After hearing the rate-increase announcement, Whitehorse Chamber of Commerce president Rick Karp said he’d like to see the Yukon board scrapped and territorial companies given the option to join BC’s or Alberta’s board.

The Yukon’s compensation board should name the employers with the worst safety records, said NDP MLA Steve Cardiff on Tuesday.

It’s a way to give employees the information they need to make safe employment decisions when they’re looking for work, he said.

“We’re not talking about reporting bad employers; we’re talking about reporting employers with bad safety records or unsafe workplaces on a consistent basis.

“I may be the only one in the Yukon who believes it’s a good idea to publish the names of (employers with bad safety records); I’m not saying all employers with bad safety records, but the worst ones.”

It’s only fair because employers already have the option of accessing an employee’s safety record, said Cardiff.

“I would also argue that the employer, when hiring an employee, has the ability to ask for references from that employee and he can go back to that employee’s previous employer and the employer previous to that,” he said.

“The employer has the hammer. They have the ability to look at an employee and say, ‘You are not working safely and that’s an issue for me, because it’s driving my assessment rates through the ceiling; it’s a burden on my business.’”

Publishing names of companies that are unsafe is not a new idea.

The Yukon already does this with businesses that sell cigarettes, he said.

“When a retail outlet sells a package of cigarettes to someone who is underage, they lose the ability to sell tobacco products for a certain period of time and they have to publish a notification in the paper.”

The public should have the opportunity to know what companies have poor safety records year after year, said Liberal leader Arthur Mitchell.

“Why would the board not consider looking at employers who are, so to speak, the repeat offenders?” asked Mitchell on Tuesday.

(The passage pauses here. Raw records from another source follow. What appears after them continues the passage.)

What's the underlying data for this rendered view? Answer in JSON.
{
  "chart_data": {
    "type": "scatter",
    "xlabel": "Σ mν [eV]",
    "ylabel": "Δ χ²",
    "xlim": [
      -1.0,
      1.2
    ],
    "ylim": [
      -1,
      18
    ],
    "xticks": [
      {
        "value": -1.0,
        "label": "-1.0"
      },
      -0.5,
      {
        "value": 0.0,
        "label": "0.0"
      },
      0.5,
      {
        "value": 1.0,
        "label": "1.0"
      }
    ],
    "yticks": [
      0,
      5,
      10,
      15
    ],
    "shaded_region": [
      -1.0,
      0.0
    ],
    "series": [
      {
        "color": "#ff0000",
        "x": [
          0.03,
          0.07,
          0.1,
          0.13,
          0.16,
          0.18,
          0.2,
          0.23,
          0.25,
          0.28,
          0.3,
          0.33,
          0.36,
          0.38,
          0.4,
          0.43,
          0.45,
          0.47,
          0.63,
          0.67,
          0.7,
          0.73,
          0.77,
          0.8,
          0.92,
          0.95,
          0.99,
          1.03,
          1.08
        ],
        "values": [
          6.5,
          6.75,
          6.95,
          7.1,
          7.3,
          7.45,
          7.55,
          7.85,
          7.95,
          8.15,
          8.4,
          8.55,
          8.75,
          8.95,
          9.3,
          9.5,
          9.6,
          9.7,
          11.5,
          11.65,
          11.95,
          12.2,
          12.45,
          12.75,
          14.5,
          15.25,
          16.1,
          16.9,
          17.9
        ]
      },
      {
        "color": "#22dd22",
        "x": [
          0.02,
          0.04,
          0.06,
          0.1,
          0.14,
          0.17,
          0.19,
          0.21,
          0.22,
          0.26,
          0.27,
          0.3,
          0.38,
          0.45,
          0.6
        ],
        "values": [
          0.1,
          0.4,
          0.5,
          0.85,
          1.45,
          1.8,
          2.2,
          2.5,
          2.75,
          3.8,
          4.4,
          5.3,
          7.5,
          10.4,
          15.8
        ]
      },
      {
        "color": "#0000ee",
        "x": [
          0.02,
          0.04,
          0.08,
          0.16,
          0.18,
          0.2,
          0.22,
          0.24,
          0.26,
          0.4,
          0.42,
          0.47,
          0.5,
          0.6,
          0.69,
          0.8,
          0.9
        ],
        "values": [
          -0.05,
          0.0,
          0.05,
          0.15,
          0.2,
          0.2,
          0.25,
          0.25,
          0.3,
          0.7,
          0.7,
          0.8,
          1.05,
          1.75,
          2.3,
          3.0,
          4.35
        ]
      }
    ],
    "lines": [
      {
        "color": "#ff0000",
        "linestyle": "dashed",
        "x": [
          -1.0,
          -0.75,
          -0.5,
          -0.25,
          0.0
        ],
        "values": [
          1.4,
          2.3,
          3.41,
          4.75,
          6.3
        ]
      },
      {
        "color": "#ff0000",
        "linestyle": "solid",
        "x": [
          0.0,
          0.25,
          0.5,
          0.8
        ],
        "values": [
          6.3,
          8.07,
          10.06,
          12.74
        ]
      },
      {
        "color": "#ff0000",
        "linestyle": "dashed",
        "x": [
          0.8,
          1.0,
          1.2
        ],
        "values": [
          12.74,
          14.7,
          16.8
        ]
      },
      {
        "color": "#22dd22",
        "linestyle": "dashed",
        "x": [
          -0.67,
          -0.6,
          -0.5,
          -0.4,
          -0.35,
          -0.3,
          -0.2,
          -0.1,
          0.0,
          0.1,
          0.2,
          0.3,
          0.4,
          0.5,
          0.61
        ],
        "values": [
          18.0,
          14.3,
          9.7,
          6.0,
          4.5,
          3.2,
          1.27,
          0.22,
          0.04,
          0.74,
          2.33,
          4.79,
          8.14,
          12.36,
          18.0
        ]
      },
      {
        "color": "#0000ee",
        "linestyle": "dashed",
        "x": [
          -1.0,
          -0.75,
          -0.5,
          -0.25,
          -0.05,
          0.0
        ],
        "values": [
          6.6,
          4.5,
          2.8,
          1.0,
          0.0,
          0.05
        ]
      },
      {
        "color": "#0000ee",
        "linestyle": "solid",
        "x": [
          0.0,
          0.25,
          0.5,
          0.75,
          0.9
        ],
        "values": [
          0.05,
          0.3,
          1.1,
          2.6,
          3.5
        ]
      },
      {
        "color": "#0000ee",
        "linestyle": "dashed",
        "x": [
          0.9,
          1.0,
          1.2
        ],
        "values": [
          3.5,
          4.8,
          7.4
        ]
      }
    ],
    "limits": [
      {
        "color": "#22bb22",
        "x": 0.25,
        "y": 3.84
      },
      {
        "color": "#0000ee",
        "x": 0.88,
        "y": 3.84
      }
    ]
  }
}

Employers who, over a longer period of time, repeatedly exceed their industry category average cannot be seen as a statistical anomaly, he said.

Naming companies with poor safety records is not the best idea, said Liberal MLA Don Inverarity.

Instead, the names of companies with good safety records should be made public, he said.

“Would the Workers’ Compensation Health and Safety Board entertain the idea of publishing the names of Yukon employers that have excellent safety records?

“They could publish a list of maybe the top 10 or top 500 so that people know who the good employers are and do it from a top down perspective. It might be a positive goal.”

Employees also have an obligation to help make workplaces safe, added Inverarity.

Tuton has now shifted his position on this issue.

The board will consider naming companies with poor safety records, he said.

The company hasn’t taken that action so far because it was trying to be proactive in working with companies.

But, if injury levels and assessment rates continue to rise, the board would consider many options, including naming names, said Tuton.

“I said fairly clearly at one of our last media opportunities that you can only go so far with some employers, and if they refuse to follow the program and to try to provide a safer and healthier workplace, then obviously we’re going to look at other ways to deal with that employer.

“(Naming names) is definitely is an option, but a better option is for us as a board to provide the resources needed to help educate all employers, to help educate employers to better provide for their employees safer and healthier workplaces.”